Произошло легкое движение, но никто не встал.
— А вы, миссис Гейл, — наконец сказала она, упершись взглядом в поименованную. — Что же вы? Не хотите кинуть последний взгляд? Скоро эти останки вашего соседа будут навеки преданы земле.
Деться было некуда. Миссис Гейл двинулась по проходу, и за ней еще несколько человек.
За их спинами Тод улизнул.
18
На другой день после похорон Фей выехала из Бердача. Тод не знал, где она поселилась, и собирался с силами, чтобы позвонить миссис Дженинг, как вдруг увидел ее из окна своей мастерской. Она была одета в костюм наполеоновской маркитантки. Пока он открывал окно, она почти успела свернуть за угол дома. Он крикнул ей, чтобы она подождала. Она помахала ему рукой, но когда он спустился вниз, ее уже не было.
По ее одежде он понял, что она снимается в фильме «Ватерлоо». Он спросил студийного полисмена, где работает группа, и тот сказал, что на самой дальней площадке. Он сразу отправился туда. Проехал взвод кирасир — крупные мужчины на гигантских конях. Он знал, что они направляются к той же площадке, и последовал за ними. Они перешли в галоп, и он скоро отстал.
Солнце пекло. Глаза и глотка были забиты пылью, поднятой копытами, в голове стучала кровь. Единственную тень отбрасывал океанский лайнер из раскрашенного холста, с настоящими шлюпками, висевшими на шлюп-балках. Тод постоял в его узкой тени, а потом пошел к торчавшему вдалеке пятнадцатиметровому сфинксу из папье-маше. Между ним и сфинксом пролегала пустыня — пустыня, непрерывно расширявшаяся благодаря армаде грузовиков, которые сваливали здесь белый песок. Едва он сделал несколько шагов, как человек с мегафоном приказал ему вернуться.
Он взял вправо и, огибая пустыню по широкой дуге, вышел на деревянный тротуар улицы Дикого Запада. На веранде салуна «Последняя ставка» стояла качалка. Он сел в нее и закурил.
Отсюда виден был поселок в джунглях и буйвол, привязанный к конической травяной хижине. Каждые несколько секунд животное издавало мелодичный стон. Откуда-то вылетел араб на белом жеребце. Тод окликнул араба, но ответа не получил. Немного погодя он увидел грузовик со снегом и эскимосскими собаками. Он опять крикнул. Шофер что-то крикнул в ответ, но не остановился.

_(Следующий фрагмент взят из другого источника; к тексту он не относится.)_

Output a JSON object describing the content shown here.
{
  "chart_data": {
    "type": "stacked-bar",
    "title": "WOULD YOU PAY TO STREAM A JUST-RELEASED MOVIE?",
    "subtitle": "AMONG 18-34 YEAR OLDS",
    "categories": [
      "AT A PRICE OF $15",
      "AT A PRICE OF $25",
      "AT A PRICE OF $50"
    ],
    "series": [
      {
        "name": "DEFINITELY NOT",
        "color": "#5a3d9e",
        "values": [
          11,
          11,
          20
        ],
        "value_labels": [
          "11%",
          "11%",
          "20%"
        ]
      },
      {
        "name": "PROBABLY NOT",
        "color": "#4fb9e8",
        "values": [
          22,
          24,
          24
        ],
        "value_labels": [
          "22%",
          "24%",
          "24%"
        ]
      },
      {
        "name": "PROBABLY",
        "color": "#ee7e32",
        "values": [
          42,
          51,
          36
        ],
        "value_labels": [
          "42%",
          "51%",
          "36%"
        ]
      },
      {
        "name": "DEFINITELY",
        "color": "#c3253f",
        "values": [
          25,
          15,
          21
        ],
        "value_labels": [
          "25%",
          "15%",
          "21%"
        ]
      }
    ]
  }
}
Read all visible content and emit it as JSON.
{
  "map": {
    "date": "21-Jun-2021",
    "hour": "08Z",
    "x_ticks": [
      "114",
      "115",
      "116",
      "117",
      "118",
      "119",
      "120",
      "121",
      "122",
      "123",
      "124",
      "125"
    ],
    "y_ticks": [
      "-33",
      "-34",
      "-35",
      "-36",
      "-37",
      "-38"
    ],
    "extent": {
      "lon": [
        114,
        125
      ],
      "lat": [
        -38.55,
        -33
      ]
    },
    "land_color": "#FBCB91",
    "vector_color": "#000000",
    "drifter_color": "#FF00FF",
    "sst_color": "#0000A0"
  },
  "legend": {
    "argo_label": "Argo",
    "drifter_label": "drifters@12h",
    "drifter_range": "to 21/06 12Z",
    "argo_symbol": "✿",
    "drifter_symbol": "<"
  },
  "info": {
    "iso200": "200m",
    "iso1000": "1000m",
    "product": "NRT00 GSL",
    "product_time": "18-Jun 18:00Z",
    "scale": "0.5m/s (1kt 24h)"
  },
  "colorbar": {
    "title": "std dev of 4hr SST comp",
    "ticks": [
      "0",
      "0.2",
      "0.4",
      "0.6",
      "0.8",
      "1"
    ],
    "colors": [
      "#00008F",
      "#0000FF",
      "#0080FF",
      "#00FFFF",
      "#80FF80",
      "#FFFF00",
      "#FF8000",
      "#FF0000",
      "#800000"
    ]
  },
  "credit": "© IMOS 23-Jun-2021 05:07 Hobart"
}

Отшвырнув сигарету, он толкнул двустворчатую дверь салуна. Зада у здания не было, и он очутился на парижской улице. Он прошел ее до конца и вступил на романский двор. Невдалеке слышались голоса, и он направился туда. На лужайке из мочала группа мужчин и женщин в костюмах для верховой езды устроила пикник. Они ели картонную пищу перед целлофановым водопадом. Тод хотел подойти и спросить дорогу, но был остановлен мужчиной, который сделал страшное лицо и поднял табличку: «Тихо! Идет съемка». Когда Тод сделал еще один шаг, мужчина погрозил ему кулаком.